In Ontario, they chose to make premiums income sensitive. That means those who earn more, pay more. In Alberta in 1996, it was a fixed amount per person regardless of income. Current Ontario rates, converted to US dollars...
less than $16,000/year: premium is free
$20,000 to $29,000: premium is $240/year = $20/month
$31,000 to $38,600: premium $360/year = $30/month
$39,000 to $58,000: premium $480/year = $40/month
$58,400 to $161,000: premium $600/year = $50/month
$161,400 and over: premium $720/year = $60/month

Yes, those premiums are per year. If you're married and both husband and wife work, they both pay. Yes, your spouse and children are fully covered if only one person works. However, if both work, both pay, and both pay at the rate shown above. And in Canada, in most families, both husband and wife work.

That's not the way it worked in Alberta in 1996. Alberta today is different again. My point is if America chose to adopt this system, each state would have the right to determine how premiums are charged.
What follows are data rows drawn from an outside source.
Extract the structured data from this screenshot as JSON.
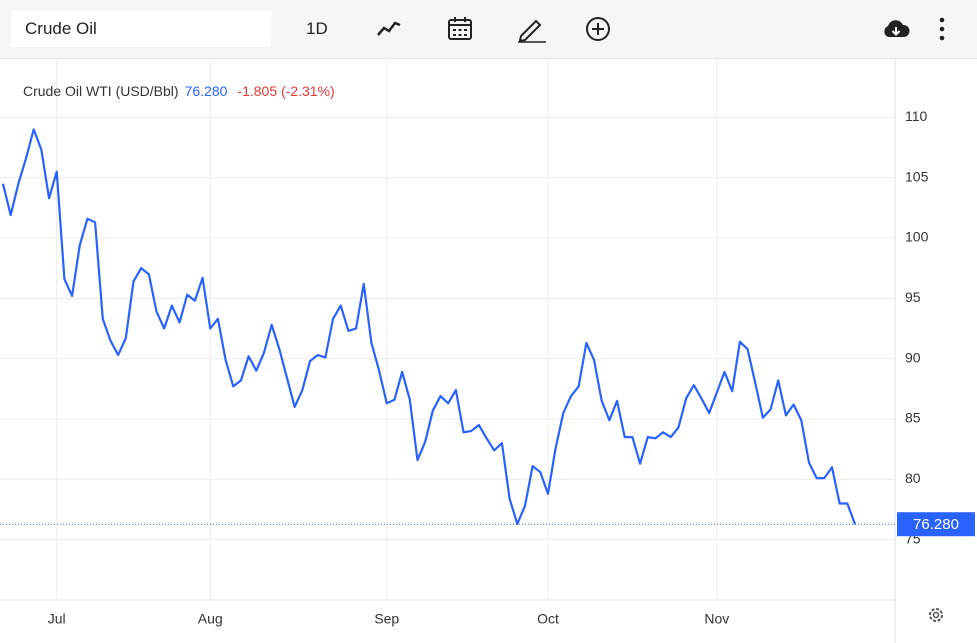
{
  "toolbar": {
    "search": "Crude Oil",
    "interval": "1D"
  },
  "chart_data": {
    "type": "line",
    "title": "Crude Oil WTI (USD/Bbl)",
    "change": "-1.805 (-2.31%)",
    "price_line": {
      "value": 76.28,
      "label": "76.280"
    },
    "categories": [
      null,
      null,
      null,
      null,
      null,
      null,
      null,
      "Jul",
      null,
      null,
      null,
      null,
      null,
      null,
      null,
      null,
      null,
      null,
      null,
      null,
      null,
      null,
      null,
      null,
      null,
      null,
      null,
      "Aug",
      null,
      null,
      null,
      null,
      null,
      null,
      null,
      null,
      null,
      null,
      null,
      null,
      null,
      null,
      null,
      null,
      null,
      null,
      null,
      null,
      null,
      null,
      "Sep",
      null,
      null,
      null,
      null,
      null,
      null,
      null,
      null,
      null,
      null,
      null,
      null,
      null,
      null,
      null,
      null,
      null,
      null,
      null,
      null,
      "Oct",
      null,
      null,
      null,
      null,
      null,
      null,
      null,
      null,
      null,
      null,
      null,
      null,
      null,
      null,
      null,
      null,
      null,
      null,
      null,
      null,
      null,
      "Nov",
      null,
      null,
      null,
      null,
      null,
      null,
      null,
      null,
      null,
      null,
      null,
      null,
      null,
      null,
      null,
      null,
      null,
      null
    ],
    "series": [
      {
        "name": "Crude Oil WTI",
        "color": "#2962ff",
        "values": [
          104.5,
          101.9,
          104.5,
          106.6,
          109.0,
          107.3,
          103.3,
          105.5,
          96.6,
          95.2,
          99.4,
          101.6,
          101.3,
          93.3,
          91.5,
          90.3,
          91.7,
          96.4,
          97.5,
          97.0,
          93.9,
          92.5,
          94.4,
          93.0,
          95.3,
          94.8,
          96.7,
          92.5,
          93.3,
          89.9,
          87.7,
          88.2,
          90.2,
          89.0,
          90.5,
          92.8,
          90.8,
          88.4,
          86.0,
          87.4,
          89.8,
          90.3,
          90.1,
          93.3,
          94.4,
          92.3,
          92.5,
          96.2,
          91.3,
          89.0,
          86.3,
          86.6,
          88.9,
          86.6,
          81.6,
          83.1,
          85.7,
          86.9,
          86.3,
          87.4,
          83.9,
          84.0,
          84.5,
          83.4,
          82.4,
          83.0,
          78.4,
          76.3,
          77.8,
          81.1,
          80.6,
          78.8,
          82.6,
          85.5,
          86.9,
          87.7,
          91.3,
          89.9,
          86.5,
          84.9,
          86.5,
          83.5,
          83.5,
          81.3,
          83.5,
          83.4,
          83.9,
          83.5,
          84.3,
          86.7,
          87.8,
          86.7,
          85.5,
          87.2,
          88.9,
          87.3,
          91.4,
          90.8,
          88.0,
          85.1,
          85.8,
          88.2,
          85.3,
          86.2,
          84.9,
          81.4,
          80.1,
          80.1,
          81.0,
          78.0,
          78.0,
          76.28
        ]
      }
    ],
    "ylim": [
      70,
      115
    ],
    "yticks": [
      75,
      80,
      85,
      90,
      95,
      100,
      105,
      110
    ],
    "grid": true
  }
}
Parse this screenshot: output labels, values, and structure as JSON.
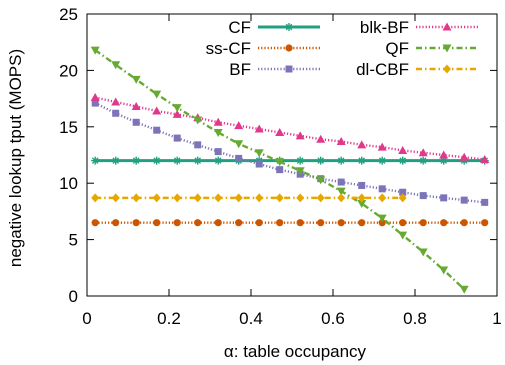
{
  "chart_data": {
    "type": "line",
    "title": "",
    "xlabel": "α: table occupancy",
    "ylabel": "negative lookup tput (MOPS)",
    "xlim": [
      0,
      1
    ],
    "ylim": [
      0,
      25
    ],
    "xticks": [
      0,
      0.2,
      0.4,
      0.6,
      0.8,
      1
    ],
    "xtick_labels": [
      "0",
      "0.2",
      "0.4",
      "0.6",
      "0.8",
      "1"
    ],
    "yticks": [
      0,
      5,
      10,
      15,
      20,
      25
    ],
    "ytick_labels": [
      "0",
      "5",
      "10",
      "15",
      "20",
      "25"
    ],
    "grid": false,
    "legend": "top-right, two columns",
    "series": [
      {
        "name": "CF",
        "color": "#20a080",
        "marker": "star",
        "dash": "solid",
        "x": [
          0.02,
          0.07,
          0.12,
          0.17,
          0.22,
          0.27,
          0.32,
          0.37,
          0.42,
          0.47,
          0.52,
          0.57,
          0.62,
          0.67,
          0.72,
          0.77,
          0.82,
          0.87,
          0.92,
          0.97
        ],
        "y": [
          12,
          12,
          12,
          12,
          12,
          12,
          12,
          12,
          12,
          12,
          12,
          12,
          12,
          12,
          12,
          12,
          12,
          12,
          12,
          12
        ]
      },
      {
        "name": "ss-CF",
        "color": "#cc5500",
        "marker": "circle",
        "dash": "dotted",
        "x": [
          0.02,
          0.07,
          0.12,
          0.17,
          0.22,
          0.27,
          0.32,
          0.37,
          0.42,
          0.47,
          0.52,
          0.57,
          0.62,
          0.67,
          0.72,
          0.77,
          0.82,
          0.87,
          0.92,
          0.97
        ],
        "y": [
          6.5,
          6.5,
          6.5,
          6.5,
          6.5,
          6.5,
          6.5,
          6.5,
          6.5,
          6.5,
          6.5,
          6.5,
          6.5,
          6.5,
          6.5,
          6.5,
          6.5,
          6.5,
          6.5,
          6.5
        ]
      },
      {
        "name": "BF",
        "color": "#7b74b8",
        "marker": "square",
        "dash": "dotted",
        "x": [
          0.02,
          0.07,
          0.12,
          0.17,
          0.22,
          0.27,
          0.32,
          0.37,
          0.42,
          0.47,
          0.52,
          0.57,
          0.62,
          0.67,
          0.72,
          0.77,
          0.82,
          0.87,
          0.92,
          0.97
        ],
        "y": [
          17.1,
          16.2,
          15.4,
          14.7,
          14.0,
          13.4,
          12.8,
          12.2,
          11.7,
          11.2,
          10.8,
          10.4,
          10.1,
          9.8,
          9.5,
          9.2,
          8.9,
          8.7,
          8.5,
          8.3
        ]
      },
      {
        "name": "blk-BF",
        "color": "#e0388a",
        "marker": "triangle-up",
        "dash": "dotted",
        "x": [
          0.02,
          0.07,
          0.12,
          0.17,
          0.22,
          0.27,
          0.32,
          0.37,
          0.42,
          0.47,
          0.52,
          0.57,
          0.62,
          0.67,
          0.72,
          0.77,
          0.82,
          0.87,
          0.92,
          0.97
        ],
        "y": [
          17.6,
          17.2,
          16.8,
          16.4,
          16.1,
          15.8,
          15.4,
          15.1,
          14.8,
          14.5,
          14.2,
          13.9,
          13.7,
          13.4,
          13.2,
          12.9,
          12.7,
          12.5,
          12.3,
          12.1
        ]
      },
      {
        "name": "QF",
        "color": "#66aa33",
        "marker": "triangle-down",
        "dash": "dashdot",
        "x": [
          0.02,
          0.07,
          0.12,
          0.17,
          0.22,
          0.27,
          0.32,
          0.37,
          0.42,
          0.47,
          0.52,
          0.57,
          0.62,
          0.67,
          0.72,
          0.77,
          0.82,
          0.87,
          0.92
        ],
        "y": [
          21.8,
          20.5,
          19.2,
          17.9,
          16.7,
          15.6,
          14.5,
          13.5,
          12.7,
          11.9,
          11.1,
          10.3,
          9.3,
          8.2,
          6.9,
          5.4,
          3.9,
          2.3,
          0.6
        ]
      },
      {
        "name": "dl-CBF",
        "color": "#e6a800",
        "marker": "diamond",
        "dash": "dashdot",
        "x": [
          0.02,
          0.07,
          0.12,
          0.17,
          0.22,
          0.27,
          0.32,
          0.37,
          0.42,
          0.47,
          0.52,
          0.57,
          0.62,
          0.67,
          0.72,
          0.77
        ],
        "y": [
          8.7,
          8.7,
          8.7,
          8.7,
          8.7,
          8.7,
          8.7,
          8.7,
          8.7,
          8.7,
          8.7,
          8.7,
          8.7,
          8.7,
          8.7,
          8.7
        ]
      }
    ]
  }
}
I'm sure at this point you're asking why it's so much more affordable. In Canada, your doctor decides if a medical procedure is necessary. No insurance clerk gets any say. However, the insurance system determines how much the hospital or medical clinic gets paid. There's a fixed fee for a regular annual check-up. There's a fixed fee for an additional doctor visit. There's a fixed fee for a chest X-ray. There's a fixed fee for coronary bypass surgery. There's a fixed fee for quadruple bypass surgery, etc. It's illegal for any doctor or medical clinic or hospital to charge you, or even show you a bill. They get paid a reasonable amount, but it's not nearly as high as hospitals in the US. Doctors in Canada are very well paid, but not as much as American doctors. But American corporate owned hospitals deliberately gouge you, they're getting rich off your misfortune.

As an example, recently the company that manufactures EpiPen was sold. The new owner chose to increase the price 5,000%. The previous price was profitable, but the new owner is getting rich. Only one manufacturer makes it, so those who have serious allergic reactions require it. There's no alternative, so the new owner has you by the short-and-curlys.

In Canada, some hospitals and medical clinics are owned by the government, others are corporate owned. Yes, there are corporate clinics in Canada. They get paid the same amount per patient visit, or the same amount per X-ray, etc. Some corporations are able to operate within this system and still make a profit.

I said the Canadian health insurance system has limits, it doesn't cover a lot of things. Although private insurance companies are not allowed to compete with the government system, you can get private insurance for things that government insurance doesn't cover. You could think of government insurance as "basic", and private insurance as the upgrade.

Some Americans have noticed that drugs in Canada are less expensive than in the US. But in Canada, cost of drugs is not regulated at all. The only difference is drug patents have a shorter period. Once a patent expires, generic copies can be made at a lower price. It's call free market competition. In Canada, where free market works, we use it.

A number of years ago, American government officials pressured Canada to increase the period for drug patents. Lobbyists for American drug companies had pressured the US government to do this. Canada partially caved: the Canadian federal government did increase drug patent period, but not as long as in the US.